Sunday, November 8, 2015

The Joy And Pride Continue

Although there will undoubtedly be some serious disappointments in the months and years ahead, the joy and the pride that Canadians feel over the election of the Trudeau government is very strong indeed. Treat yourself on this fine Sunday morning by checking out the full array of letters from Star writers as they share their hopes for the future. Following are but three of them.
Canada reborn! My heart swells with joy and pride as Canada demonstrates democracy in action and Prime Minister Trudeau and his ministers are sworn in before the public openly and on national television. Is there another nation in the world where citizens have voted freely and elected such superbly qualified men and women who are immediately shown to all the citizens?

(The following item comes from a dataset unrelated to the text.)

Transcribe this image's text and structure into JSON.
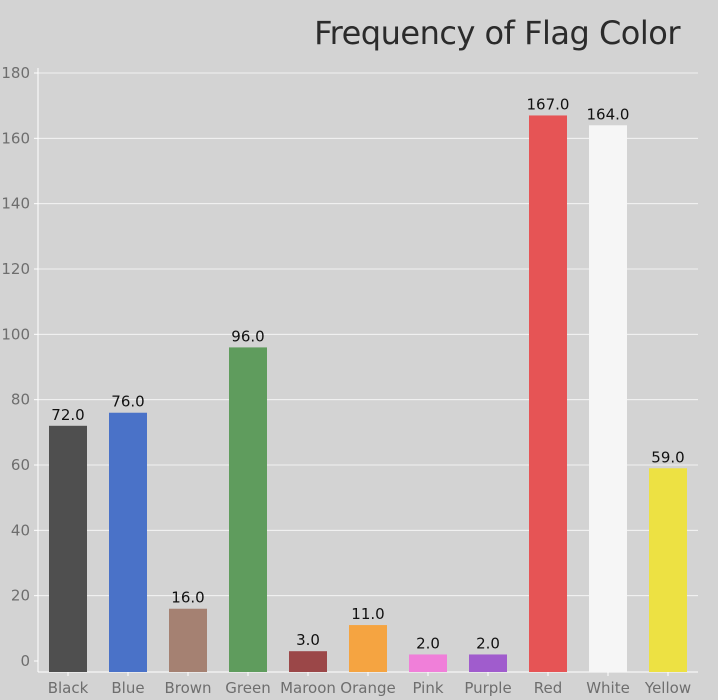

We are so blessed with freedom and the opportunity to have a Prime Minister who recognizes true Canadian values and will restore our status at the United Nations and throughout the world.

After the years, terrifying to me, of the Harper regime diminishing openness, eliminating discussion in Parliament, imposing cruel laws in areas of justice, immigration and engaging in undeclared war, the sun is streaming in and we are returning to the Canada that I have loved for more than 80 years.

As one born in Canada, I am thrilled to see the bright future for my wonderful country.

Shirley Bush, Toronto

For the Prime Minister-designate of our great nation to be ushered into the swearing-in ceremony, borne aloft on the haunting timbre of Cree tradition, and for him to emerge as our new Prime Minister, is a potent acknowledgement of the myriad peoples who made, and continue to advance, our nation.

Mr. Trudeau represents a rebirth of ideals, renewal of Canada as inspiration for the rest of the world. Through this territory, global citizens can, indeed, envision a hoped-for country, in which disparate peoples and diverse views can be incorporated into nationhood.

Through Canadian influence, the international community can aspire to parity, can pursue equity, can insist on right. Canada has always been this nation. May we never forget this moment, never abandon this movement, always seek the better angels of our nature.

Caril Phang, Toronto

The swearing in of the new government was a celebration of great joy and pointed symbolism that heralded a new era of inclusivity and civility in Canada. How fitting that – flanked by cabinet ministers proudly wearing Liberal red – our new Prime Minister chose to wear a tie coloured Conservative blue.

What a thoughtful way to demonstrate his belief that he was elected to serve all Canadians, not just those who chose to support him at the ballot box. His “sunny ways” are such a profound and welcome relief – we are so ready for them.

Gillian Bartlett, Toronto


  1. I don't want to spoil the party or rain on the parade, but I wonder what we have here. A new citizen centric government or another tired neoliberal regime (whose policies are determined in large part by the Canadian Council of Chief Executives) with a new coat of paint?

    How the Trudeau Liberals deal with the TPP should answer that question.

    1. While I share your concern, Anon, I wonder if it is possible that we will get a little of both? I am quite worried about the TPP. The more I read about it, the more I am at a loss to see how this will benefit more than a select group of Canadians. For it to be ratified, at least six countries have to endorse it. I am hoping against hope that doesn't happen.

      On the other hand, if we do continue, even in a reduced measure, to feel more positive about our country and the new government, perhaps we will see far greater citizen interest and engagement in the political arena. The resulting vigilance may help to prevent more such deals from being entertained in the future.

  2. From the blog of a "conservative heretic":


    By any system of measure, Trudeau’s new Cabinet is pretty impressive. It includes for example: a former astronaut, a couple of scientists (one of whom is a Nobel Prize winner), the former Chair of the C.D. Howe Institute, a human rights lawyer, a former First Nations Chief and public prosecutor, a farmer, a former Finance Minister, a Former Liberal Party Leader and the list goes on. In fact it is a long list of highly talented people who are significantly more accomplished than most of the media pundits criticizing them. If nothing else, it is a group of people with a proven track record of determination, professionalism and discipline.


    Instead of attacking the credibility of a group of what appears to be eminently qualified people, conservatives and the media might do better to ask why it is that the Conservative Party cannot attract talent of that calibre.

    1. Your point is well-taken, Anon. Thank you. One hope, against hope, that the Conservatives will take some time for real introspection rather than simply make cosmetic changes.